In the following test, I prepared ‘arr_wr’ 64kB array for writing and ‘arr_rd’ 4kB array for reading. Because write operations are made to sparse and non-sequential addresses, cache allocations would happen each time when write happened so it would be an excess operation. Therefore ‘no write allocate’ strategy has to work faster.
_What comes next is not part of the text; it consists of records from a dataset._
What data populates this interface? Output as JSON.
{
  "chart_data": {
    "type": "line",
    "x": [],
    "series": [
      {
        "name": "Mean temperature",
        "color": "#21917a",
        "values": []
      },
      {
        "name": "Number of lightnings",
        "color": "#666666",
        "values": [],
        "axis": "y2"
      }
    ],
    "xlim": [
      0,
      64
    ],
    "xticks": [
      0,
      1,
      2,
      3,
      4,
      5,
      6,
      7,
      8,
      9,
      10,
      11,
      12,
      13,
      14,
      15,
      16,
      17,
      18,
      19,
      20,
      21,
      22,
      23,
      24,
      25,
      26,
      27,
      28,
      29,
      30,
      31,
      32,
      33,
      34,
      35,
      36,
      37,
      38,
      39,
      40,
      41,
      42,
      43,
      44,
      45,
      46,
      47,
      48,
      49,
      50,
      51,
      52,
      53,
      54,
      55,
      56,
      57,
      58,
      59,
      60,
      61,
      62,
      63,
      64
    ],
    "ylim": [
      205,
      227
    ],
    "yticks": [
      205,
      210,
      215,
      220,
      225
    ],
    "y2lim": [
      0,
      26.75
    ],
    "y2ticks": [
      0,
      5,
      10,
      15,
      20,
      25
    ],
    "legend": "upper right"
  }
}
for (i = 0; i < ITERS * BLOCKS; i++) {
for (j = 0; j < BLOCK_LEN; j++) {
arr_wr[i * BLOCK_LEN ] = arr_rd[j + 0 ];
arr_wr[i * BLOCK_LEN + j*32 + 1 ] = arr_rd[j + 1 ];
arr_wr[i * BLOCK_LEN + j*64 + 2 ] = arr_rd[j + 2 ];
arr_wr[i * BLOCK_LEN + j*128 + 3] = arr_rd[j + 3 ];
arr_wr[i * BLOCK_LEN + j*32 + 4 ] = arr_rd[j + 4 ];
***
arr_wr[i * BLOCK_LEN + j*32 + 15] = arr_rd[j + 15 ];
}
}

Results:

Write-back                  : 7s 601ms
Write-back no write allocate: 7s 599ms

Great. We have found a situation when ‘no write allocate’ a little faster.

Real-world applications with and without CPU caches

PING

Non-cachable :  ~0.246 sec
Write-back : ~0.140 sec

OpenCV

Code:

gettimeofday(&tv_start, NULL);cedge.create(image.size(), image.type());
cvtColor(image, gray, COLOR_BGR2GRAY);
blur(gray, edge, Size(3,3));
Canny(edge, edge, edgeThresh, edgeThresh*3, 3);
cedge = Scalar::all(0);
image.copyTo(cedge, edge);gettimeofday(&tv_cur, NULL);
timersub(&tv_cur, &tv_start, &tv_cur);

Results without caches:

> edges fruits.png 20
Processing time 0s 926ms
Framebuffer: 800x480 32bpp
Image: 512x269; Threshold=20

Results with ‘write-back’:

> edges fruits.png 20
Processing time 0s 134ms
Framebuffer: 800x480 32bpp
Image: 512x269; Threshold=20

926ms vs 134ms! Performance increased by almost 7 times with caches enabled.

Conclusion

We considered different strategies for memory management. Good memory management strongly influences common system performance.

You can reproduce all examples described in the article from our repo on GitHub.